Question

Solve the following linear programming problem graphically: Maximise \( Z = 20x + 30y \) Subject to the constraints: \[ x + y \leq 0, \quad 2x + 3y \geq 100, \quad x \geq 14, \quad y \geq 14. \]

Hint:

To solve linear programming problems graphically, first plot all the constraints and identify the feasible region. Then, evaluate the objective function at the vertices of the region to find the optimal solution.

Answer 1

This is a linear programming problem. The objective function is \( Z = 20x + 30y \), subject to several constraints.
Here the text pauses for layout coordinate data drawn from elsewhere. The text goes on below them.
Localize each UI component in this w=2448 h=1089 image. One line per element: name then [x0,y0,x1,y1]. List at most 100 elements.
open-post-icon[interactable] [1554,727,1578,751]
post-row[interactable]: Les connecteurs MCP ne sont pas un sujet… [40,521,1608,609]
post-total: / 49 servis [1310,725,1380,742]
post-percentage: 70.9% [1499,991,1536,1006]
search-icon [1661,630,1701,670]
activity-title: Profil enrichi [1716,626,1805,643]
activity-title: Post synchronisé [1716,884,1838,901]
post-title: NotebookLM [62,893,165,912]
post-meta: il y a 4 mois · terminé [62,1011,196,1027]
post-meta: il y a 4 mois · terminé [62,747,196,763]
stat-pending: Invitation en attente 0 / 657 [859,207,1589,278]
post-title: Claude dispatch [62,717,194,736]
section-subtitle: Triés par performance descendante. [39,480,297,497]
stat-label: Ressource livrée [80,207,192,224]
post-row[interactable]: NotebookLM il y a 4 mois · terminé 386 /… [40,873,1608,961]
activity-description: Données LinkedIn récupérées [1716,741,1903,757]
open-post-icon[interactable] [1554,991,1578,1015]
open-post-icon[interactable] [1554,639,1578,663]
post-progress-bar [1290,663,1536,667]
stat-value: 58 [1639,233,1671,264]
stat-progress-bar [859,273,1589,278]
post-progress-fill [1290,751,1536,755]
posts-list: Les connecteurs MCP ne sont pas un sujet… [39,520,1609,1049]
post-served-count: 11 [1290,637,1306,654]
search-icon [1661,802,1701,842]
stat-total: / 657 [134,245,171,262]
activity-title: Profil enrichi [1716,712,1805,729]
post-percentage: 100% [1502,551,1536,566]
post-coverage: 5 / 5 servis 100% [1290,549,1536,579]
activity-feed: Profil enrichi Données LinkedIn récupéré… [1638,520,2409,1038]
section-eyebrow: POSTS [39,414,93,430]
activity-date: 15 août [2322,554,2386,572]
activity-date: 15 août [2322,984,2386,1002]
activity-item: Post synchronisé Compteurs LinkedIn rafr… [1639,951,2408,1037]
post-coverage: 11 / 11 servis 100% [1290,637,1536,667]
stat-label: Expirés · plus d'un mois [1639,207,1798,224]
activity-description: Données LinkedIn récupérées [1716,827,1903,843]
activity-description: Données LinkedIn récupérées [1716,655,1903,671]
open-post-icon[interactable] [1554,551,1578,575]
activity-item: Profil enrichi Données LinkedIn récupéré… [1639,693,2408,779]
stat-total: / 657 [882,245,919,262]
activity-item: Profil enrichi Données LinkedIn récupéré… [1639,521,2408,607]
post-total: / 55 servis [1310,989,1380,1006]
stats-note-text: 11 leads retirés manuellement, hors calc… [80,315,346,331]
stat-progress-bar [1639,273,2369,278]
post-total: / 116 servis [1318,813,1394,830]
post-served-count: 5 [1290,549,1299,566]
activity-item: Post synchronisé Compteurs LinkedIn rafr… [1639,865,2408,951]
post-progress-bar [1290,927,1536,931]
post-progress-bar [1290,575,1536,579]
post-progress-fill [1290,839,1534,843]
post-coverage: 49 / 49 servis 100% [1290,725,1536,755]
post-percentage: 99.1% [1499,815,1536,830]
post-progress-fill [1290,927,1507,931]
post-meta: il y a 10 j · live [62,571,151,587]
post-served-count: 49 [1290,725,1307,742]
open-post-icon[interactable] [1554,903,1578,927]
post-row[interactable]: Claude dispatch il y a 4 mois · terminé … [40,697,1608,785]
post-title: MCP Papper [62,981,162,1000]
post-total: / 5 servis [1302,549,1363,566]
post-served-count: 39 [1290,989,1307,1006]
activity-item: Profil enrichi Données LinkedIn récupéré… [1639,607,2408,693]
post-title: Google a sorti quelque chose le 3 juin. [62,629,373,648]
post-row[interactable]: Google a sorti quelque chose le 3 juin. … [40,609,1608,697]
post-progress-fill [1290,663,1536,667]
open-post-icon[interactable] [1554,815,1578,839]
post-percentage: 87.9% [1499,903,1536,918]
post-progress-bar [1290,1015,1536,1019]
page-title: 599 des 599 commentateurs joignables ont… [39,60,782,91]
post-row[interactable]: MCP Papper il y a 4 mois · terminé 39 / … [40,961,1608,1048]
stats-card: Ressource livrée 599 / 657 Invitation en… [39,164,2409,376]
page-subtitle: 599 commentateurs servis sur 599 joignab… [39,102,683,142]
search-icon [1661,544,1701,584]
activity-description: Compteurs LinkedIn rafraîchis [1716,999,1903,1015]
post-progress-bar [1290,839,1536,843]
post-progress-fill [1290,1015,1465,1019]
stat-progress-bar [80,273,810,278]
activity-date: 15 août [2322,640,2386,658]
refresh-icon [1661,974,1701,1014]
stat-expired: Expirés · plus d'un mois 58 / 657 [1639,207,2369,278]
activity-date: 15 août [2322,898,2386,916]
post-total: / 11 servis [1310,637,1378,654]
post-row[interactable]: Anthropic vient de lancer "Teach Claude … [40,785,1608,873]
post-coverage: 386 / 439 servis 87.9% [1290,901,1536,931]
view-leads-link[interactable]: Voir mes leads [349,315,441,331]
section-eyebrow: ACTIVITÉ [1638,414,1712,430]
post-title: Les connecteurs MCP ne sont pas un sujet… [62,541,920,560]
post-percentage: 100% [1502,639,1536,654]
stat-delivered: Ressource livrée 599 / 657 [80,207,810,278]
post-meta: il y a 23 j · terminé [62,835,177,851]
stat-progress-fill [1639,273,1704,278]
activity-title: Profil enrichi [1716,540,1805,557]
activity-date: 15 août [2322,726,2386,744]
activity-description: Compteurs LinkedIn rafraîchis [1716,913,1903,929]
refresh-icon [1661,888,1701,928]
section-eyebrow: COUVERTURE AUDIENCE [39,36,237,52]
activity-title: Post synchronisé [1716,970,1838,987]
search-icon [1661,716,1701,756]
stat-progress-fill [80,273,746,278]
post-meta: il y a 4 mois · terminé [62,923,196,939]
Step 1: Graph the constraints. The constraints are plotted on a graph: 1. \( x + y \leq 0 \): The boundary line is \( x + y = 0 \). It intersects the axes at \( x = 0 \) and \( y = 0 \). 2. \( 2x + 3y \geq 100 \): The boundary line is \( 2x + 3y = 100 \). It intersects the axes at \( x = 50 \) and \( y = 33.33 \). 3. \( x \geq 14 \): This is a vertical line at \( x = 14 \). 4. \( y \geq 14 \): This is a horizontal line at \( y = 14 \). Step 2: Determine the feasible region. The feasible region is the area on the graph that satisfies all the given constraints. This region is enclosed by the lines derived from the constraints. Step 3: Calculate the objective function values. Evaluate the objective function \( Z = 20x + 30y \) at each vertex of the feasible region. The maximum value of \( Z \) will be found at one of these vertices. Step 4: Identify the optimal solution. The point (vertex) within the feasible region that yields the maximum value for \( Z \) represents the optimal solution.